Поразительно, как энергичный натиск Стефи подточил его собственные силы. Вдруг он вспомнил: Гарнет теперь не в доме у реки, не в больнице – она в доме Уинфилд, всего лишь в нескольких кварталах отсюда. Поборов оцепенение, он быстрым шагом двинулся на север по Первой авеню, мимо шумных, живописных забегаловок, где молодые ели, танцевали, кадрились и быстро продвигались к своей конечной цели, находя укромные уголки. Казалось, источником существования молодежи Ист-Сайда являются главным образом видеосалоны и лавчонки с газировкой без названия. Круглосуточные супермаркеты казались пустынными. Ослепительно украшенные магазины, даже закрытые, пожирали тысячи ватт электроэнергии – как и банки, и бюро путешествий. Чарли спросил себя, как Гарнет удается сохранить душевное равновесие после таких сокрушительных потерь.
Никогда в жизни он не чувствовал себя таким ничтожным. Подавленным. Утратившим самоконтроль. Он свернул к Семьдесят третьей, где, вспомнил он, жили Уинфилд и Гарнет.
В глубине души его раздражали все эти молодые, не живущие, а проводящие время, ни целей, ни нравственности, едва умеющие читать и писать, глубоко невежественные в истории, лавирующие между родительской опекой и угрозой безработицы, с идиотскими наполеоновскими планами обогащения. Но кто он такой, чтобы критиковать молодых? Насколько хуже незнающего тот, кто знает, но продает свое знание? Кто он такой, чтобы сожалеть о безнравственности молодых?
Он своим ключом отпер подъезд и поднялся к квартире 2F. Из-за двери выбивалась полоска света. Режим у Гарнет после выздоровления был самый беспорядочный, особенно когда из-за перемены погоды ее мучили боли.
Она раскинулась на огромной, королевской кровати, читая какую-то брошюру в очках с большими линзами.
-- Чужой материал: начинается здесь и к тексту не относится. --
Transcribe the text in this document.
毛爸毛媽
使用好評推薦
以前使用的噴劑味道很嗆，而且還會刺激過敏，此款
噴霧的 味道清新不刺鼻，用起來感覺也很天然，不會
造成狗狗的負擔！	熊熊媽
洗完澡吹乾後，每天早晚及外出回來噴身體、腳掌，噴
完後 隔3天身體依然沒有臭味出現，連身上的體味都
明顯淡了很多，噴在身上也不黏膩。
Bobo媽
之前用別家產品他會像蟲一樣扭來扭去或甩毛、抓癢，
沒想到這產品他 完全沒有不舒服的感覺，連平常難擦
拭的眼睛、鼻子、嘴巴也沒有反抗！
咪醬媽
Гарнет улыбнулась ему поверх очков.
– Кузина тебя выставила.
– Она тебе звонила?
– Ну что ты. Просто я чувствую, все, что происходит с тобой.
Она продолжала читать брошюру, выпущенную каким-то Товариществом по изучению образования.
– Это не?..
– Ну да, Фонд Германа. Им теперь принадлежит то, что осталось от моего дома. Меня приглашают работать в их организационном комитете. Я могу надеяться раскрутить тебя долларов на десять?
Чарли стоял, снова оцепеневший, странные мысли проносились у него в голове. Исследовательская жизнь. Академический стиль жизни. Жизнь в уставленном книгами убежище... Господи, как все перемешалось.